The Economic Survey, 2025 is a gelignite of alluring possibilities. From its opening words “driving domestic growth and resilience through deregulation,” to the gains to be accrued by “getting out of the way” or even a discussion around changing the operating principle of regulations from “guilty until proven innocent” to “innocent until proven guilty”. Dr Anantha Nageswaran, the chief economic advisor and the author of the much-awaited annual economic report card has got India Inc., ready to contemplate new possibilities with a text, subtext and context aligned to both local needs and global compulsions. What more could they have hoped for than to read: “adding layers of operational conditions to policies to prevent abuse makes them incomprehensible and regulations needlessly complicated, taking them further from their original purposes and intents.”
“Wow! This is wonderful. See, they are listening to us,” was the immediate reaction of a veteran business leader, who did not wish to be named. But then it was partly because he added: “sadly, these will remain motherhood statements if they do not get translated into actual policies and my fear is that is what will happen.”
Others were off course happy that the chief economic advisor opted to explore the possibility of going down this inescapable route. There is no option because “we live in a world that is increasingly tired of over-governance and red-tape. Look at what is happening in the US under the Trump regime,” says yet another industry leader, who also did not wish to be named.
What has however got some of them upset is a seeming attempt at trying to edify the private sector with statements like: “enlightened self-interest and long-term thinking require employers to realise that a safe, secure, and satisfactory workplace is the key to long-term employee morale and productivity. Ethical conduct and fairness in business are the signs and bedrock of a mature and developed society. Treating workers humanely and, providing for their safety and looking after them when injured make as much business sense as it is the fair and ethical thing to do. Industry associations and collective bodies must champion this cause among their members. Addressing these challenges would be essential to fostering a robust and safe working environment across industries.”
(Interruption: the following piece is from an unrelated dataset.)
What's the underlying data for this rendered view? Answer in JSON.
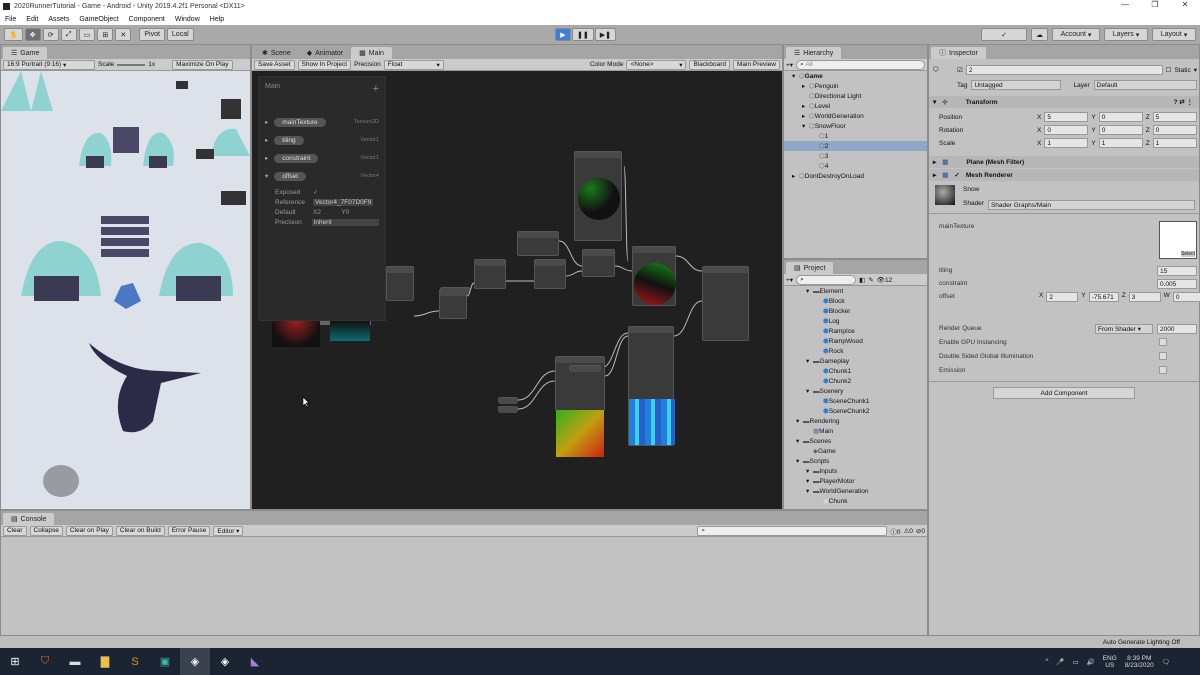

Some were also upset at finding the private sector wanting in investment readiness when many had either expanded capacities or were in the process of investing. This, more so at a time when the second quarter GDP showed poor growth largely on account of a decline in the government capital expenditure. In fact, Dr C Rangarajan, economist and former governor of the Reserve Bank of India in his analysis of the slow Q2 growth numbers had referred to the government capital expenditure contracting by (-)15.4 per cent in the first half of 2024-25.
The chief economic advisor however explains: Following an unprecedented expansion of capital expenditure in the last four years, it remained subdued during Q1 FY25, owing to general elections. However, it rebounded after July despite a reduction in non-debt receipts owing to an increase in the devolution of taxes to states. Until November 2024, defence, railways and road transport accounted for about 75 per cent of the capital expenditure, whereas significant YoY growth occurred in power and food and public distribution. Second, despite the gross tax revenue (GTR) increasing by 10.7 per cent YoY during April-November 2024, the tax revenue retained by the Union, net of devolution to the states, hardly increased. This was because of increased tax devolution, which helped the states to manage their expenditures smoothly. Thirdly, as of November, the deficit indicators of the union were comfortably placed, leaving ample room for developmental and capital expenditure in the rest of the year.”
If there is some comfort for the private sector, the economic survey does mention that the “private sector investment growth may have remained subdued thus far in FY25 on account of the domestic political timetable, global uncertainties and overcapacities.” Apparently, an understanding the industry was hoping for.